Country Needs ‘Frank Discussion’ on Immigration, Says Islamic Center Leader
Date: May 21, 2017
In the early 20th century, Midwestern industrialists actively recruited for labor in the Middle East. One family to heed their call were the Dabagia brothers. Around 1908, the five siblings left their small Levantine town and moved to Michigan City, Indiana, to work at the Pullman Standard boxcar manufacturing plant. The Pullman plant is long closed, but Michigan City remains home to a vibrant Muslim community. “We’re all contributing to what makes this country great today,” says Phil Dabagia, whose father was one of those Pullman workers.
Today, Dabagia is the longtime president of the Islamic Center Of Michigan City, a thriving mosque and community center that serves about 100 local families. Around 40 percent of their members are recent immigrants, Dabagia says — all hardworking people who are determined to make the most of the opportunities the United States has to offer.
They are not so different from Dabagia. He began working at age 11, setting up pins in a bowling alley. Two years later, when his father passed away, the 13-year-old helped support his family. After high school, he worked in a grocery store, then in 1963 was drafted into the U.S. Army, serving for two years in Germany as a military policeman. On his return, Dabagia took a job as a policeman with the Michigan City police department, where he served for 20 years. In 1986, he became a corrections officer, eventually rising to become assistant director of the Laporte County correctional system, managing 24 people and running the city’s electronic-monitoring program. He retired in 2011.

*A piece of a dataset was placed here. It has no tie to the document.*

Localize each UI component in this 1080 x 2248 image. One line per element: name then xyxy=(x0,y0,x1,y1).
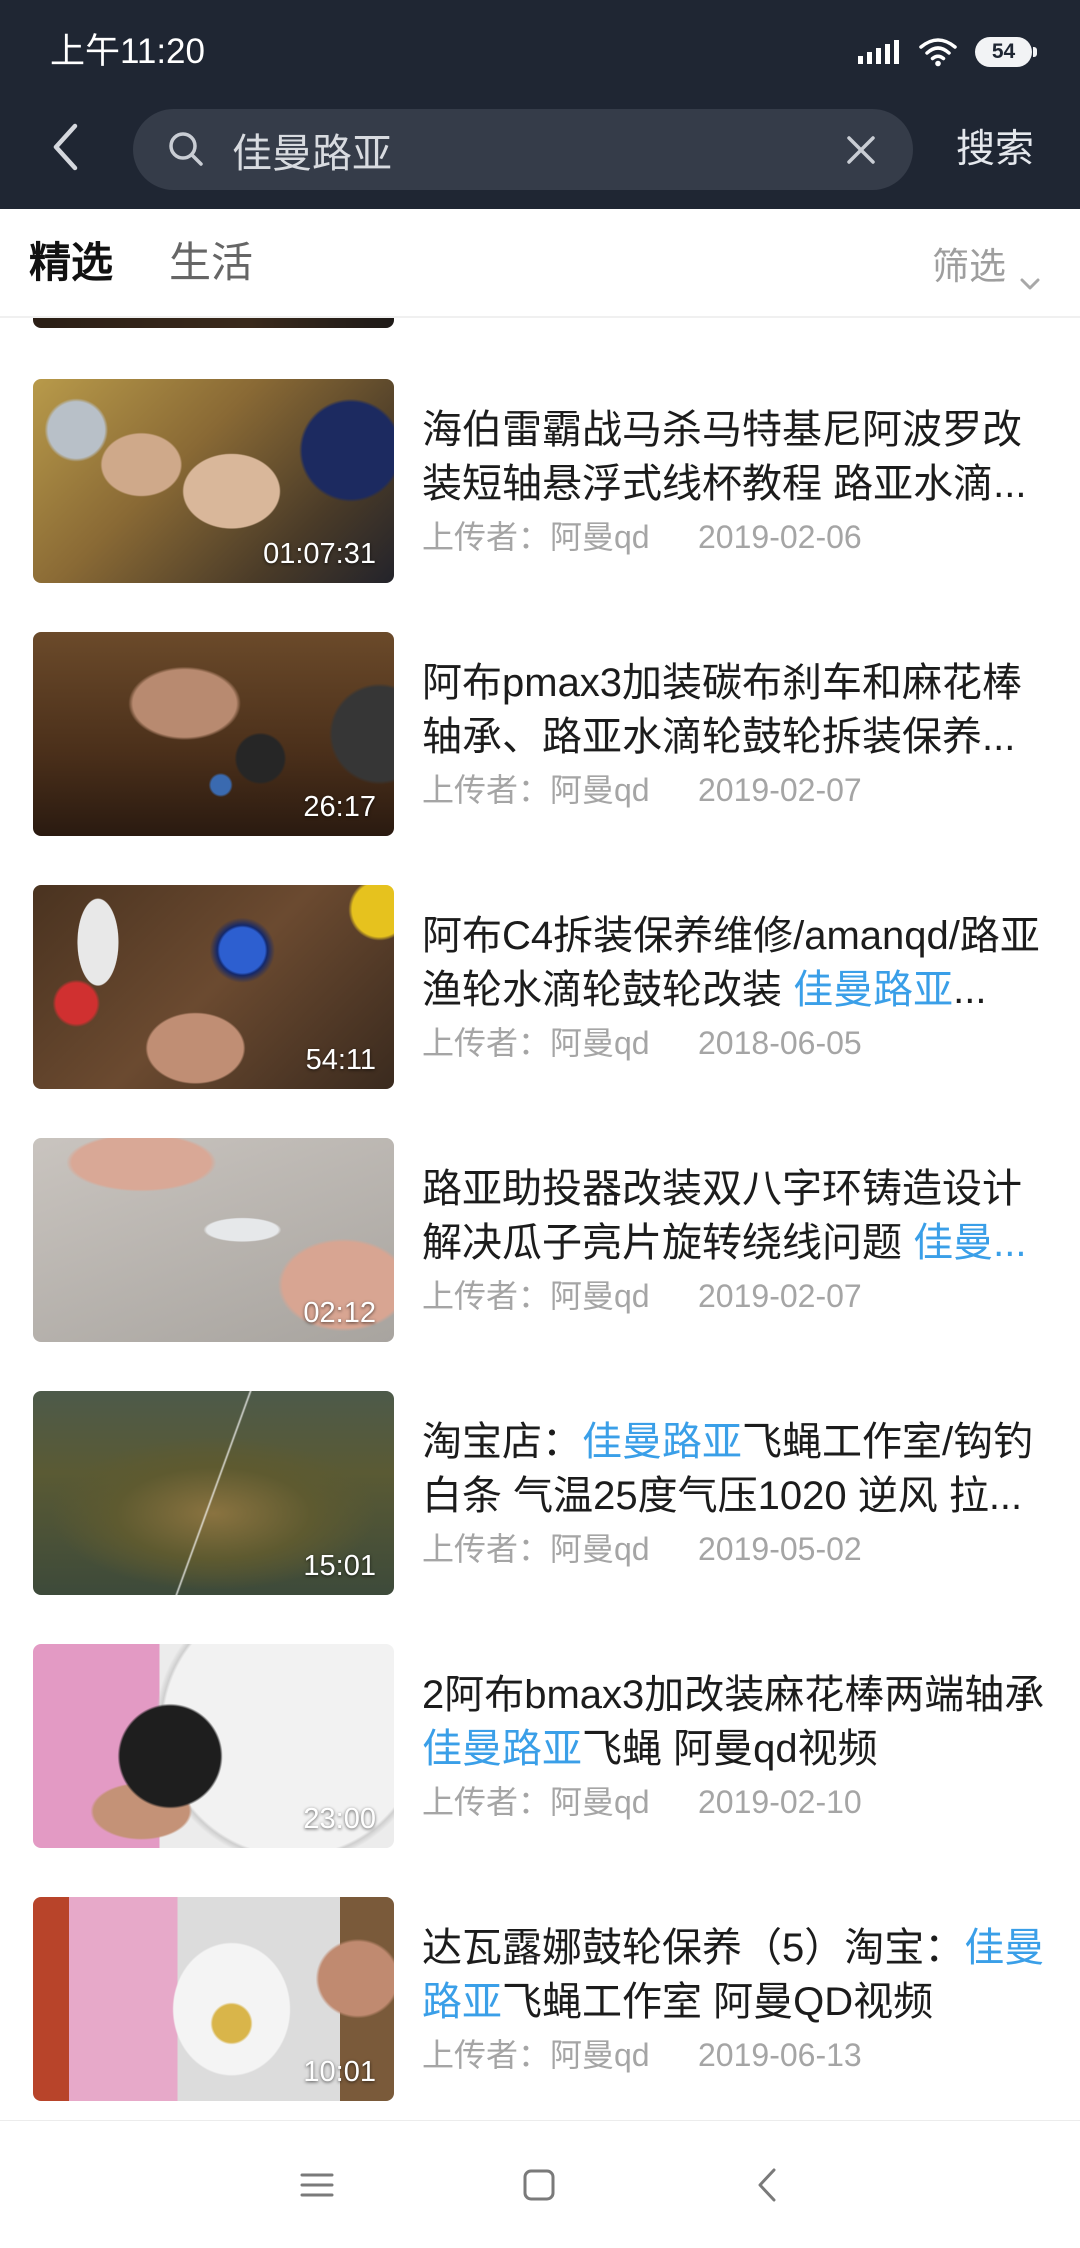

I think it’s good to have Middle Eastern immigrants. This is what makes the country great: It’s a melting pot.
Today’s Middle Eastern immigrants are highly skilled and educated, Dabagia says. His father had only a fourth-grade education when he came to America, but the current crop of immigrants are doctors, lawyers, engineers, and other highly trained professionals. Statewide, 15.1 percent of Indian’s immigrants have advanced degrees, compared with 8.6 percent of U.S.-born Hoosiers. “We have businessmen that started chain stores here. We have doctors. We have attorneys. We have people who’ve served in government,” Dabagia says. “They’re all immigrants or children of immigrants, and they’re all making contributions.”
Dabagia doesn’t want an open-borders immigration policy “unless they’re escaping hardship or tyranny.” But he wants to make sure that immigration policies give Muslims a fair chance at coming to America. A recently floated travel ban suspending entry of foreign nationals from seven countries went too far, and was not done in a careful or thoughtful way, Dabagia says. “The countries they named weren’t the ones where terrorists were coming from,” he says. “It was a shoot-from-the-hip solution, and that doesn’t work.”
What’s needed, Dabagia says, is “an open and frank discussion” about how the country wants to handle immigration — and about the benefits that immigrants bring to communities like Michigan City. “I think it’s good to have Middle Eastern immigrants,” he says. “This is what makes the country great: It’s a melting pot.”